We believe that there could be many different applications for products successfully derived from our technologies and that the anticipated market for products under development could continue to expand. However, due to competition from existing or new products, potential changes to the class TRT label by the FDA and the yet to be established commercial viability of our products, no assurance can be given that these beliefs will prove to be correct. Physicians, patients, formularies, payors or the medical community in general may not accept or utilize any products that we or our collaborative partners may develop. Other drugs may be approved during our clinical testing which could change the accepted treatments for the disease targeted and make our compound obsolete.

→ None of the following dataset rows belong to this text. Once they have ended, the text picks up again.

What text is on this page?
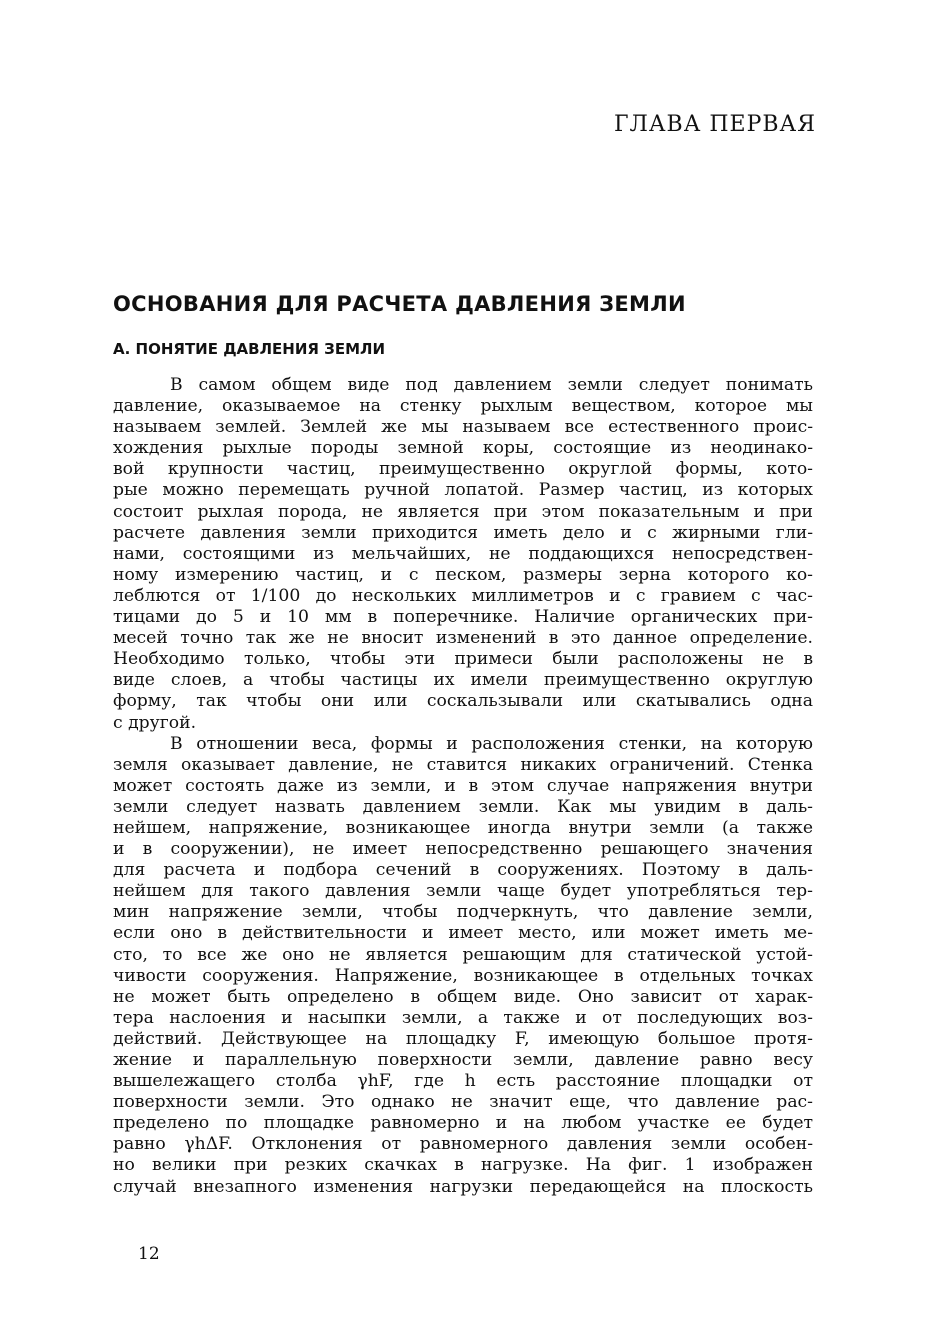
ГЛАВА ПЕРВАЯ
ОСНОВАНИЯ ДЛЯ РАСЧЕТА ДАВЛЕНИЯ ЗЕМЛИ
А. ПОНЯТИЕ ДАВЛЕНИЯ ЗЕМЛИ
В самом общем виде под давлением земли следует понимать
давление, оказываемое на стенку рыхлым веществом, которое мы
называем землей. Землей же мы называем все естественного проис-
хождения рыхлые породы земной коры, состоящие из неодинако-
вой крупности частиц, преимущественно округлой формы, кото-
рые можно перемещать ручной лопатой. Размер частиц, из которых
состоит рыхлая порода, не является при этом показательным и при
расчете давления земли приходится иметь дело и с жирными гли-
нами, состоящими из мельчайших, не поддающихся непосредствен-
ному измерению частиц, и с песком, размеры зерна которого ко-
леблются от 1/100 до нескольких миллиметров и с гравием с час-
тицами до 5 и 10 мм в поперечнике. Наличие органических при-
месей точно так же не вносит изменений в это данное определение.
Необходимо только, чтобы эти примеси были расположены не в
виде слоев, а чтобы частицы их имели преимущественно округлую
форму, так чтобы они или соскальзывали или скатывались одна
с другой.
В отношении веса, формы и расположения стенки, на которую
земля оказывает давление, не ставится никаких ограничений. Стенка
может состоять даже из земли, и в этом случае напряжения внутри
земли следует назвать давлением земли. Как мы увидим в даль-
нейшем, напряжение, возникающее иногда внутри земли (а также
и в сооружении), не имеет непосредственно решающего значения
для расчета и подбора сечений в сооружениях. Поэтому в даль-
нейшем для такого давления земли чаще будет употребляться тер-
мин напряжение земли, чтобы подчеркнуть, что давление земли,
если оно в действительности и имеет место, или может иметь ме-
сто, то все же оно не является решающим для статической устой-
чивости сооружения. Напряжение, возникающее в отдельных точках
не может быть определено в общем виде. Оно зависит от харак-
тера наслоения и насыпки земли, а также и от последующих воз-
действий. Действующее на площадку F, имеющую большое протя-
жение и параллельную поверхности земли, давление равно весу
вышележащего столба γhF, где h есть расстояние площадки от
поверхности земли. Это однако не значит еще, что давление рас-
пределено по площадке равномерно и на любом участке ее будет
равно γhΔF. Отклонения от равномерного давления земли особен-
но велики при резких скачках в нагрузке. На фиг. 1 изображен
случай внезапного изменения нагрузки передающейся на плоскость
12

Our ability to commercialize our products with success may depend, in part, on the extent to which coverage and adequate reimbursement to patients for the cost of such products and related treatment will be available from governmental health administration authorities, private health coverage insurers and other organizations, as well as the ability of private payors to pay for or afford our drugs. Adequate third party coverage may not be available to patients to allow us to maintain price levels sufficient for us to realize an appropriate return on our investment in product development.
Coverage and adequate reimbursement from governmental healthcare programs, such as Medicare and Medicaid, and commercial payers can be critical to new product acceptance. Coverage decisions may depend upon clinical and economic standards that disfavor new drug products when more established or lower cost therapeutic alternatives are already available or subsequently become available. Even if we obtain coverage for our products, the resulting reimbursement payment rates might not be adequate or may require co-payments that patients find unacceptably high. Patients are less likely to use our products unless coverage is provided and reimbursement is adequate to cover a significant portion of the cost of our products.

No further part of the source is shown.